Hier handelt es sich um ein ausgesprochenes Meisterwerk, das sowohl Freunden von samurai-mäßigem Schwertkampf als auch Liebhabern schöner, ruhiger Naturaufnahmen ans Herz gelegt werden kann. Die Stimmung ist die meiste Zeit ganz schön düster; einige Szenen sind sehr bewegend, wobei einzelne Leute möglicherweise schon von sentimental o. ä. sprechen würden, aber das ist wohl Geschmackssache. Die Hauptdarstellerin Hideaki Ito wirkt sehr niedlich und rehäugig, und das kaltblütige Killerdasein möchte man ihr manchmal nicht so ganz abnehmen, aber hier handelt es sich, denke ich mal, um eine bewußte Kontrastierung. Die von ihr dargestellte Prinzessin Yuki macht eine innere Entwicklung durch, die der Film auf sehr gelungene Weise darstellt. Auch alle anderen Figuren sind sehr glaubwürdig und ansprechend dargestellt. Das beeindruckendste an dem Film sind allerdings die traumhaften Naturkulissen wie einsame Strände und Wälder, aber auf der anderen Seite auch verkommene Gebäude, die alle optimal in Szene gesetzt sind. Überhaupt ist in diesem Film alles sehr durchdacht und kaum etwas dem Zufall überlassen. Die Schwertkämpfe sind, wie zu erwarten, wenig realistisch, aber sehr sehenswert. Teilweise hat dieser Film harte, manchmal auch für den Zuschauer richtig schmerzhafte Kampf- bzw. Gewaltszenen zu bieten, die man bei einer Freigabe ab 16 nicht ohne weiteres erwartet.
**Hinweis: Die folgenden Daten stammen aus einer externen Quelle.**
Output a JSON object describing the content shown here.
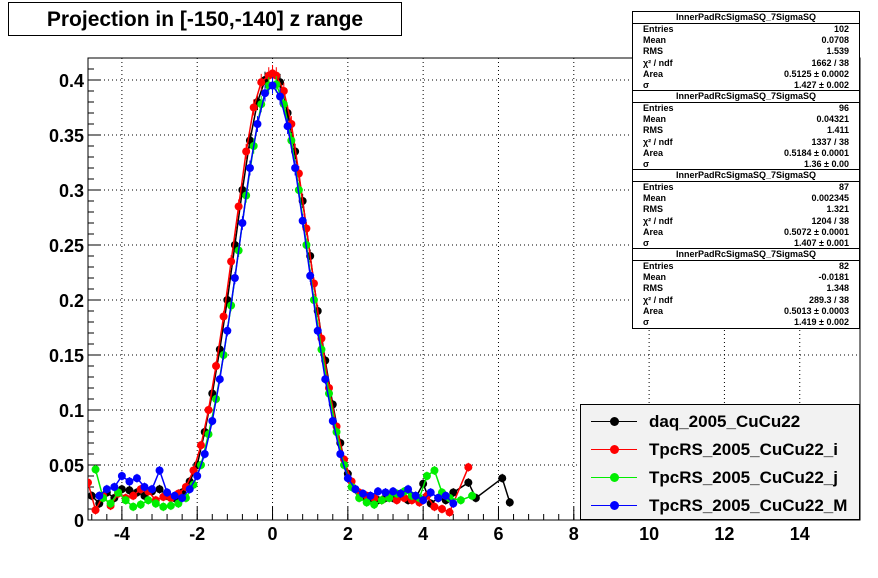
{
  "title": "Projection in [-150,-140] z range",
  "chart_data": {
    "type": "scatter",
    "xlim": [
      -4.9,
      15.6
    ],
    "ylim": [
      0,
      0.42
    ],
    "xticks": [
      -4,
      -2,
      0,
      2,
      4,
      6,
      8,
      10,
      12,
      14
    ],
    "yticks": [
      0,
      0.05,
      0.1,
      0.15,
      0.2,
      0.25,
      0.3,
      0.35,
      0.4
    ],
    "xtick_labels": [
      "-4",
      "-2",
      "0",
      "2",
      "4",
      "6",
      "8",
      "10",
      "12",
      "14"
    ],
    "ytick_labels": [
      "0",
      "0.05",
      "0.1",
      "0.15",
      "0.2",
      "0.25",
      "0.3",
      "0.35",
      "0.4"
    ],
    "grid": true,
    "legend_position": "bottom-right",
    "series": [
      {
        "name": "daq_2005_CuCu22",
        "color": "#000000",
        "x": [
          -4.8,
          -4.6,
          -4.4,
          -4.2,
          -4.0,
          -3.8,
          -3.6,
          -3.4,
          -3.2,
          -3.0,
          -2.8,
          -2.6,
          -2.4,
          -2.2,
          -2.0,
          -1.8,
          -1.6,
          -1.4,
          -1.2,
          -1.0,
          -0.8,
          -0.6,
          -0.4,
          -0.2,
          0.0,
          0.2,
          0.4,
          0.6,
          0.8,
          1.0,
          1.2,
          1.4,
          1.6,
          1.8,
          2.0,
          2.2,
          2.4,
          2.6,
          2.8,
          3.0,
          3.2,
          3.4,
          3.6,
          3.8,
          4.0,
          4.2,
          4.4,
          4.6,
          4.8,
          5.2,
          5.4,
          6.1,
          6.3
        ],
        "y": [
          0.022,
          0.015,
          0.025,
          0.02,
          0.028,
          0.027,
          0.025,
          0.022,
          0.026,
          0.028,
          0.022,
          0.02,
          0.025,
          0.035,
          0.05,
          0.08,
          0.115,
          0.155,
          0.2,
          0.25,
          0.3,
          0.345,
          0.38,
          0.4,
          0.405,
          0.398,
          0.37,
          0.335,
          0.29,
          0.24,
          0.19,
          0.145,
          0.105,
          0.07,
          0.042,
          0.028,
          0.022,
          0.02,
          0.018,
          0.02,
          0.02,
          0.022,
          0.018,
          0.02,
          0.033,
          0.015,
          0.02,
          0.018,
          0.025,
          0.034,
          0.02,
          0.038,
          0.016
        ]
      },
      {
        "name": "TpcRS_2005_CuCu22_i",
        "color": "#ff0000",
        "x": [
          -4.9,
          -4.7,
          -4.5,
          -4.3,
          -4.1,
          -3.9,
          -3.7,
          -3.5,
          -3.3,
          -3.1,
          -2.9,
          -2.7,
          -2.5,
          -2.3,
          -2.1,
          -1.9,
          -1.7,
          -1.5,
          -1.3,
          -1.1,
          -0.9,
          -0.7,
          -0.5,
          -0.3,
          -0.1,
          0.0,
          0.1,
          0.3,
          0.5,
          0.7,
          0.9,
          1.1,
          1.3,
          1.5,
          1.7,
          1.9,
          2.1,
          2.3,
          2.5,
          2.7,
          2.9,
          3.1,
          3.3,
          3.5,
          3.7,
          3.9,
          4.1,
          4.3,
          4.5,
          4.7,
          5.2
        ],
        "y": [
          0.034,
          0.009,
          0.022,
          0.013,
          0.024,
          0.02,
          0.022,
          0.028,
          0.026,
          0.018,
          0.021,
          0.02,
          0.024,
          0.03,
          0.045,
          0.068,
          0.1,
          0.14,
          0.185,
          0.235,
          0.285,
          0.335,
          0.375,
          0.398,
          0.404,
          0.406,
          0.404,
          0.39,
          0.36,
          0.315,
          0.265,
          0.215,
          0.165,
          0.12,
          0.085,
          0.055,
          0.035,
          0.025,
          0.022,
          0.02,
          0.018,
          0.022,
          0.018,
          0.02,
          0.018,
          0.016,
          0.022,
          0.012,
          0.01,
          0.007,
          0.048
        ]
      },
      {
        "name": "TpcRS_2005_CuCu22_j",
        "color": "#00ee00",
        "x": [
          -4.7,
          -4.5,
          -4.3,
          -4.1,
          -3.9,
          -3.7,
          -3.5,
          -3.3,
          -3.1,
          -2.9,
          -2.7,
          -2.5,
          -2.3,
          -2.1,
          -1.9,
          -1.7,
          -1.5,
          -1.3,
          -1.1,
          -0.9,
          -0.7,
          -0.5,
          -0.3,
          -0.1,
          0.1,
          0.3,
          0.5,
          0.7,
          0.9,
          1.1,
          1.3,
          1.5,
          1.7,
          1.9,
          2.1,
          2.3,
          2.5,
          2.7,
          2.9,
          3.1,
          3.3,
          3.5,
          3.7,
          3.9,
          4.1,
          4.3,
          4.5,
          4.7,
          5.0,
          5.3
        ],
        "y": [
          0.046,
          0.02,
          0.015,
          0.025,
          0.018,
          0.012,
          0.014,
          0.018,
          0.015,
          0.012,
          0.013,
          0.015,
          0.02,
          0.032,
          0.05,
          0.078,
          0.11,
          0.15,
          0.195,
          0.245,
          0.295,
          0.34,
          0.378,
          0.395,
          0.396,
          0.378,
          0.345,
          0.3,
          0.25,
          0.2,
          0.155,
          0.115,
          0.08,
          0.05,
          0.03,
          0.02,
          0.016,
          0.014,
          0.018,
          0.02,
          0.024,
          0.026,
          0.022,
          0.02,
          0.04,
          0.045,
          0.025,
          0.02,
          0.018,
          0.022
        ]
      },
      {
        "name": "TpcRS_2005_CuCu22_M",
        "color": "#0000ff",
        "x": [
          -4.6,
          -4.4,
          -4.2,
          -4.0,
          -3.8,
          -3.6,
          -3.4,
          -3.2,
          -3.0,
          -2.8,
          -2.6,
          -2.4,
          -2.2,
          -2.0,
          -1.8,
          -1.6,
          -1.4,
          -1.2,
          -1.0,
          -0.8,
          -0.6,
          -0.4,
          -0.2,
          0.0,
          0.2,
          0.4,
          0.6,
          0.8,
          1.0,
          1.2,
          1.4,
          1.6,
          1.8,
          2.0,
          2.2,
          2.4,
          2.6,
          2.8,
          3.0,
          3.2,
          3.4,
          3.6,
          3.8,
          4.0,
          4.2,
          4.4,
          4.6,
          4.8
        ],
        "y": [
          0.022,
          0.028,
          0.03,
          0.04,
          0.035,
          0.038,
          0.03,
          0.028,
          0.045,
          0.025,
          0.022,
          0.02,
          0.028,
          0.04,
          0.06,
          0.09,
          0.128,
          0.172,
          0.22,
          0.27,
          0.32,
          0.36,
          0.388,
          0.395,
          0.385,
          0.358,
          0.32,
          0.272,
          0.222,
          0.172,
          0.128,
          0.09,
          0.06,
          0.038,
          0.028,
          0.024,
          0.022,
          0.026,
          0.025,
          0.026,
          0.024,
          0.028,
          0.022,
          0.018,
          0.025,
          0.02,
          0.022,
          0.015
        ]
      }
    ]
  },
  "stats_boxes": [
    {
      "title": "InnerPadRcSigmaSQ_7SigmaSQ",
      "rows": [
        {
          "k": "Entries",
          "v": "102"
        },
        {
          "k": "Mean",
          "v": "0.0708"
        },
        {
          "k": "RMS",
          "v": "1.539"
        },
        {
          "k": "χ² / ndf",
          "v": "1662 / 38"
        },
        {
          "k": "Area",
          "v": "0.5125 ± 0.0002"
        },
        {
          "k": "σ",
          "v": "1.427 ± 0.002"
        }
      ]
    },
    {
      "title": "InnerPadRcSigmaSQ_7SigmaSQ",
      "rows": [
        {
          "k": "Entries",
          "v": "96"
        },
        {
          "k": "Mean",
          "v": "0.04321"
        },
        {
          "k": "RMS",
          "v": "1.411"
        },
        {
          "k": "χ² / ndf",
          "v": "1337 / 38"
        },
        {
          "k": "Area",
          "v": "0.5184 ± 0.0001"
        },
        {
          "k": "σ",
          "v": "1.36 ± 0.00"
        }
      ]
    },
    {
      "title": "InnerPadRcSigmaSQ_7SigmaSQ",
      "rows": [
        {
          "k": "Entries",
          "v": "87"
        },
        {
          "k": "Mean",
          "v": "0.002345"
        },
        {
          "k": "RMS",
          "v": "1.321"
        },
        {
          "k": "χ² / ndf",
          "v": "1204 / 38"
        },
        {
          "k": "Area",
          "v": "0.5072 ± 0.0001"
        },
        {
          "k": "σ",
          "v": "1.407 ± 0.001"
        }
      ]
    },
    {
      "title": "InnerPadRcSigmaSQ_7SigmaSQ",
      "rows": [
        {
          "k": "Entries",
          "v": "82"
        },
        {
          "k": "Mean",
          "v": "-0.0181"
        },
        {
          "k": "RMS",
          "v": "1.348"
        },
        {
          "k": "χ² / ndf",
          "v": "289.3 / 38"
        },
        {
          "k": "Area",
          "v": "0.5013 ± 0.0003"
        },
        {
          "k": "σ",
          "v": "1.419 ± 0.002"
        }
      ]
    }
  ]
}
Aber daß die FSK-Einstufungen oft wenig nachvollziehbar sind, ist ja nichts Neues. Diese Härte ist hier m. E. auch angemessen, da die harmlosen Fechtszenen vieler Kung-Fu-Filme wohl ein falsches, verniedlichendes Bild vom Kämpfen vermitteln. Ein kleiner Kritikpunkt wäre vielleicht, daß sich die Fäden der Handlung teilweise nicht ganz entwirren, vor allem, was die männliche Hauptfigur betrifft. Aber vielleicht habe ich da auch nicht richtig aufgepaßt...
Alles in allem ein Streifen, den jeder Kampfkunst-Liebhaber sich anschauen sollte, der aber auch allen anderen bedenkenlos empfohlen werden kann.